February payrolls totaled 311k higher, 85k more than expected, partly offset by a net downward revision of 34k over the past two months. The private sector contributed 265k of these jobs, 50k above the estimate as the government added 46k jobs. The unemployment rate ticked up by 2 tenths to 3.6% as the 177k person increase in the household survey was more than offset by the rise of 419k in the labor force size. The U6 figure was up by 2 tenths too to 6.8%. Job leavers as % of the unemployed was 14.8%, still high but off 15.3% in the month before.
Positively, the participation rate for 25-54 yr olds jumped 4 tenths to 83.1% and is finally back to the Jan/Feb 2020 level.

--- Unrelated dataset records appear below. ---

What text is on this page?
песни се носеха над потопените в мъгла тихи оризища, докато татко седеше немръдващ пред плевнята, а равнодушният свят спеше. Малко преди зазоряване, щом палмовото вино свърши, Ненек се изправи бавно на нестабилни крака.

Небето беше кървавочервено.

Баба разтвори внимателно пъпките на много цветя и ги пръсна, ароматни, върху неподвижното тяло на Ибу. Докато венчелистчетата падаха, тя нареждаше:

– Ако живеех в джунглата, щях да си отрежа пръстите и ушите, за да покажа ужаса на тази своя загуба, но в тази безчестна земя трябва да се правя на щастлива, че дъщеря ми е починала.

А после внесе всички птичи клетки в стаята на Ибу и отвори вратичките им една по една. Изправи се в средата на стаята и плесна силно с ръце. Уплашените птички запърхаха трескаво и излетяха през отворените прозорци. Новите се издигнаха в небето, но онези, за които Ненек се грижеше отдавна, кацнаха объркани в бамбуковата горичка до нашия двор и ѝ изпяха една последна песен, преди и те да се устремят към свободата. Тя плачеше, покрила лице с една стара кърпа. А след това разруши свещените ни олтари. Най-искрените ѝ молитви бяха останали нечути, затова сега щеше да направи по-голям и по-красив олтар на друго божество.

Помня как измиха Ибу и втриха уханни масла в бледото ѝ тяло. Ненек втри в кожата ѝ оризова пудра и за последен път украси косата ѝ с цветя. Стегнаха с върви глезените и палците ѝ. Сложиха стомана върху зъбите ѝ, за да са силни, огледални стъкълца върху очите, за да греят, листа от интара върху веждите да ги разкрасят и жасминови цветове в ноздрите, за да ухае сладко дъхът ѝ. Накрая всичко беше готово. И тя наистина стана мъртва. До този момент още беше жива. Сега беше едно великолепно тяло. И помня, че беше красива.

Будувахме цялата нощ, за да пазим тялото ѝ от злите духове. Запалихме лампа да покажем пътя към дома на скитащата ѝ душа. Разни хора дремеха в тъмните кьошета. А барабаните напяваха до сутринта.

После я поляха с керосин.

The overall participation rate rose one tenth to 62.5% but still is below the Feb 2020 level of 63.3%. Hours worked slowed to 34.5 vs 34.6 in January and 34.4 in the month before. Average hourly earnings grew by .2% m/o/m, one tenth less than expected and up by 4.6% y/o/y, still almost double the 20 yr average pre covid of 2.5%. Combining the hourly figure and hours worked resulted in no change m/o/m in wage growth but only after a .9% jump in January. Versus last year, they are up 4%.
The service sector added 245k jobs vs 335k in January and 196k in December. Again, leisure and hospitality led the way, hiring a net 105k vs 114k last month and 58k in the month before. Education/health, always consistent, followed with 74k. Jobs added in the ‘professional, business services’ remained consistent too. The tech layoffs showed up in the drop of 25k in ‘Information’, the 3rd month in a row of job losses. Retail added 50k but transportation/warehouse lost 22k.
On the goods side, construction added 24k, likely helped by the mild winter. Manufacturing though shed 4k.
There is one big fly in this report and that is the diffusion index which measures the number of industries that are adding workers and those that are cutting and 50% “indicates an equal balance between industries with increasing and decreasing employment.” In February it fell to 56. That is the lowest since February 2019 not including covid. So the ‘breadth’ of job hiring is moderating and will eventually show up in an aggregate slowdown in hiring.
Bottom line, the spread between ADP and the BLS widened further and I don’t know what to make of ADP anymore. The Treasury market is focused on the lift in the unemployment rate and no surprise with wages and maybe on the comment I just made on the diffusion index. The rate hike odds of 50 bps are now down to 38%. I see no chance they go 50 bps as stated this morning.